Sam Pittman hadn’t been around Arkansas for a few years, but he knew what needed fixing and his first complete recruiting class fills some needs that you didn’t need to be an expert to see.
The Razorbacks’ first group of 23 signees has 15 on the defensive side of the ball and eight on offense that includes three offensive linemen.
The previous staff inherited a roster short in those areas and promptly devoted more time to getting wide receivers. That’s a bad combination and partly to blame for the lack of an SEC win in two seasons (which you almost have to try and accomplish, by the way).
“I’m talking about numbers,” Pittman said, making it clear there is some talent in those spots … just not a lot of it.
It’s interesting to note previous coach Chad Morris graduated from Texas A&M with a math degree and either couldn’t add the numbers or simply didn’t have a clue how to do anything about it.
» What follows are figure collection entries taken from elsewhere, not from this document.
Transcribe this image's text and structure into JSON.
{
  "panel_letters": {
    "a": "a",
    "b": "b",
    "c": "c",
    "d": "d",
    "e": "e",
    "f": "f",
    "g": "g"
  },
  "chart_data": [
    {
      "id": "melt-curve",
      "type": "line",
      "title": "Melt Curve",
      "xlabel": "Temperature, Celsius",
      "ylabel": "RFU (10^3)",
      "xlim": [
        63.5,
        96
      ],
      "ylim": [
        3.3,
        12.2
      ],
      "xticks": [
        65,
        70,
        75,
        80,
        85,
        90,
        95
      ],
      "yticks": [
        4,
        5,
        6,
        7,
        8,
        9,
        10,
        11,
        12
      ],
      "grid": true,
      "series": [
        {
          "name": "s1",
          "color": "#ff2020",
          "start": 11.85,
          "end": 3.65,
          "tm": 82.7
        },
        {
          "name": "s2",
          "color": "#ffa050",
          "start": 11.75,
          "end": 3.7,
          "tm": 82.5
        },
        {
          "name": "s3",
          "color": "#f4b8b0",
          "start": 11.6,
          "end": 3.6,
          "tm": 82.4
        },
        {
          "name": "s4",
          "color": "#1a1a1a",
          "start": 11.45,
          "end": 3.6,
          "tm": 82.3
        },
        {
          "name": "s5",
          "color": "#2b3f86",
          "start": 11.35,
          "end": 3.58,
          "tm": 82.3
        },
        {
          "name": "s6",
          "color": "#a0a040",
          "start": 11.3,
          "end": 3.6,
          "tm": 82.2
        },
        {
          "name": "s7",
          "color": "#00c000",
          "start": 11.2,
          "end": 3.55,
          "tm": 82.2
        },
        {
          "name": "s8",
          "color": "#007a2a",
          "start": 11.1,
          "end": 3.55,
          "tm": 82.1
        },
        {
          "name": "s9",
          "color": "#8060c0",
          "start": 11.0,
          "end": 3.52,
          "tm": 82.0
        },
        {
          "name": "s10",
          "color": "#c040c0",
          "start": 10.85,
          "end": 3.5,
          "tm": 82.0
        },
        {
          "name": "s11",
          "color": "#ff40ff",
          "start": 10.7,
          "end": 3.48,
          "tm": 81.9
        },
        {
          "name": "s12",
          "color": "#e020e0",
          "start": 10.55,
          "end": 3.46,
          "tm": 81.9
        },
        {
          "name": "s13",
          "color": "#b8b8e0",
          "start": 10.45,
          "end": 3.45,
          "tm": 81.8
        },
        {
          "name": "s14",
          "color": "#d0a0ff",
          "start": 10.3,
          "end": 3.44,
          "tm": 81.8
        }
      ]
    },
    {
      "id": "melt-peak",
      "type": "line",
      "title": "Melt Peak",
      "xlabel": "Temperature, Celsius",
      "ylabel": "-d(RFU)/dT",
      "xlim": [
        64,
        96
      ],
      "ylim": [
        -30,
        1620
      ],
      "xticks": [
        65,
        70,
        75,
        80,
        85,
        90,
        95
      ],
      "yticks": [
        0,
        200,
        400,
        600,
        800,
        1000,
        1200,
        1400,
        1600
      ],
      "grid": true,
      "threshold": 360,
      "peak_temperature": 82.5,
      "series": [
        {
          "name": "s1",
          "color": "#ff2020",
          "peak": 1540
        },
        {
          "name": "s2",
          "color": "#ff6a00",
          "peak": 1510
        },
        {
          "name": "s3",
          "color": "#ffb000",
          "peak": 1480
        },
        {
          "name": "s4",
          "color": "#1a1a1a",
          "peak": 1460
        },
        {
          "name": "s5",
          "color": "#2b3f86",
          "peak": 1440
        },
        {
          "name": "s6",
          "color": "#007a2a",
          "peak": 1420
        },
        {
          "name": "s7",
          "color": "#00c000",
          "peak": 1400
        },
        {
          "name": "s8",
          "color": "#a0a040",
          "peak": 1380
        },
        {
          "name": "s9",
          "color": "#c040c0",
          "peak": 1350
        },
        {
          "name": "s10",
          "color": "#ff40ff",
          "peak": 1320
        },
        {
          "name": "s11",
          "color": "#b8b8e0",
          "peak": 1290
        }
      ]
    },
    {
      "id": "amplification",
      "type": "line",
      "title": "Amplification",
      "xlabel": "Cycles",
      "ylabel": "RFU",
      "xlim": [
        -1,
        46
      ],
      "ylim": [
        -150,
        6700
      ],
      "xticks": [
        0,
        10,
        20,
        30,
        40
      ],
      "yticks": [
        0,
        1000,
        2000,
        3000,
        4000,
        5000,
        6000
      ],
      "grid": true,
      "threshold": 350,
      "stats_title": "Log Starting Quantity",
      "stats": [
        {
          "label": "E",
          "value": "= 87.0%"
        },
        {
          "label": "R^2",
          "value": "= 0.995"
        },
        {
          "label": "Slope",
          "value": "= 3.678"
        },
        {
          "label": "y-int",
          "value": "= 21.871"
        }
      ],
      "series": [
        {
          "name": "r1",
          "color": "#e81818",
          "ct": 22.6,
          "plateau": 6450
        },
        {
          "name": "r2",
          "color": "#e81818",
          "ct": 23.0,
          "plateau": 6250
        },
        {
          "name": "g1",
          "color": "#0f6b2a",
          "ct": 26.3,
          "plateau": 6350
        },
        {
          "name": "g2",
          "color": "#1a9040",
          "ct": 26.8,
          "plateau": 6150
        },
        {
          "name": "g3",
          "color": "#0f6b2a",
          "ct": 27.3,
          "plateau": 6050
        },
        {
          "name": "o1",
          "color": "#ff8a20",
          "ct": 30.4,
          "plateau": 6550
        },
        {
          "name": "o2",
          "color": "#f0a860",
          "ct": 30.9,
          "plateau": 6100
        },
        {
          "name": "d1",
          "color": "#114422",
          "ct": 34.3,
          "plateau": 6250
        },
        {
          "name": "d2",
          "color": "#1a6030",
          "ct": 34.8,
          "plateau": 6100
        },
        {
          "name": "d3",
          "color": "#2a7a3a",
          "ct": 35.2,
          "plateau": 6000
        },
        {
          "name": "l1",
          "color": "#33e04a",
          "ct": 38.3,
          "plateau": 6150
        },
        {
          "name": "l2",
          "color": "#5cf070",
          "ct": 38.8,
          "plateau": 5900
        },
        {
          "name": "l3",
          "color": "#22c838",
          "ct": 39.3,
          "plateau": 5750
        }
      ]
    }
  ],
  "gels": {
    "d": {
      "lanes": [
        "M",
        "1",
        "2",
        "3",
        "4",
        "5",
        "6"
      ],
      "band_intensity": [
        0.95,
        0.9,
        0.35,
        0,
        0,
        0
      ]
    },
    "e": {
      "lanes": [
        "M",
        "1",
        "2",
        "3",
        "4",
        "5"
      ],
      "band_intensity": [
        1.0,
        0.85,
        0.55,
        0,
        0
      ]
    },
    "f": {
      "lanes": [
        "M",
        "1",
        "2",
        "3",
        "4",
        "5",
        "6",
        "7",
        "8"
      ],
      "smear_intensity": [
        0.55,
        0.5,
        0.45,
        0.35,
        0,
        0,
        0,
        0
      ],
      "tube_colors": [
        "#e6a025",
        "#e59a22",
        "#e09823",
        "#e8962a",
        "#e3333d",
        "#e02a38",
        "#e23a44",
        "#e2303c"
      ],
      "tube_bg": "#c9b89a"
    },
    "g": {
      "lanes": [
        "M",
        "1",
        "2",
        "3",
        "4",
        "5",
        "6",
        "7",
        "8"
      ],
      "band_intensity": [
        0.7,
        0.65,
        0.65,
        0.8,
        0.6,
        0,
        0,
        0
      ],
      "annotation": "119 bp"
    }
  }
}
As a career offensive line coach, Pittman’s focus on that position group is not surprising. As folks remember the line he put together in three seasons with Bret Bielema, it’s going to be different there.
“Offensive line is a big deal for us here,” Pittman said Wednesday. “Big offensive linemen is what we’re looking for with quick feet.”
He got that in a couple of guys from Memphis in Ray Curry (6-6, 315) and Marcus Henderson (6-5, 300) plus a St. Louis player in Jalen St. John (6-5, 310).
“Defenses have big people over there,” Pittman said. “We wanted to go size to begin with. They all fit the criteria we’re looking for.”
Massive was an apt description Pittman used about one of them that really could apply to all three of this group.
But it was the emphasis on defense that got the attention of a lot of folks. Pittman signed five linebackers, including a graduate transfer from Oklahoma, who wasn’t a starter for the Sooners but HAS played in two playoff games.
How bad has the Hogs’ defense been? I wouldn’t be surprised to find out the blocking dummies hung 28 points on them in a skeleton drill one day.
As we’ve suspected, the talent level the last few years hasn’t been as wretched as the record. It is the new standard of how far down bad coaching can really take a team.
The best thing the previous staff did was redshirt so many players. At least those guys know how to get to class because they sure didn’t get much quality coaching.
Ignore the stats from the past two years. I’m not sure the staff gave the players much of a chance through development or game planning. It will be interesting to see how they play with this staff.
Speed and size were ares that needed fixing and Pittman addressed that.
Quarterback Malik Hornsby, though, may be the biggest indicator of what this coaching staff can do in recruiting. He was offered by Georgia, Alabama, Auburn, Florida State, Oregon, Texas and had committed to North Carolina before Jacolby Criswell of Morrilton decided to go there.
That’s a big-time recruit.
“There’s a guy that can throw it and run it,” Pittman said. “Certainly ideal for the type offense Kendal is planning on running.”
In the SEC, you can’t win with a quarterback that can only do one of those. To compete for championships in this league you better be able to pass the ball these days and that opens up the running game.
The quarterback does have to be able to run when the defense forgets that’s an option.
Hornsby will push the quarterbacks on the team already. That’s probably what Pittman wants.
“He was a guy we wanted,” Pittman said. “He’s a guy we went after.”
They got him because offensive coordinator Kendal Briles had been on his trail for four years, all the way back to when Briles was at Houston.
The fact they got him is one thing.
Now they’ve got to develop ’em.
And it’s probably a good guess Pittman knows that, too.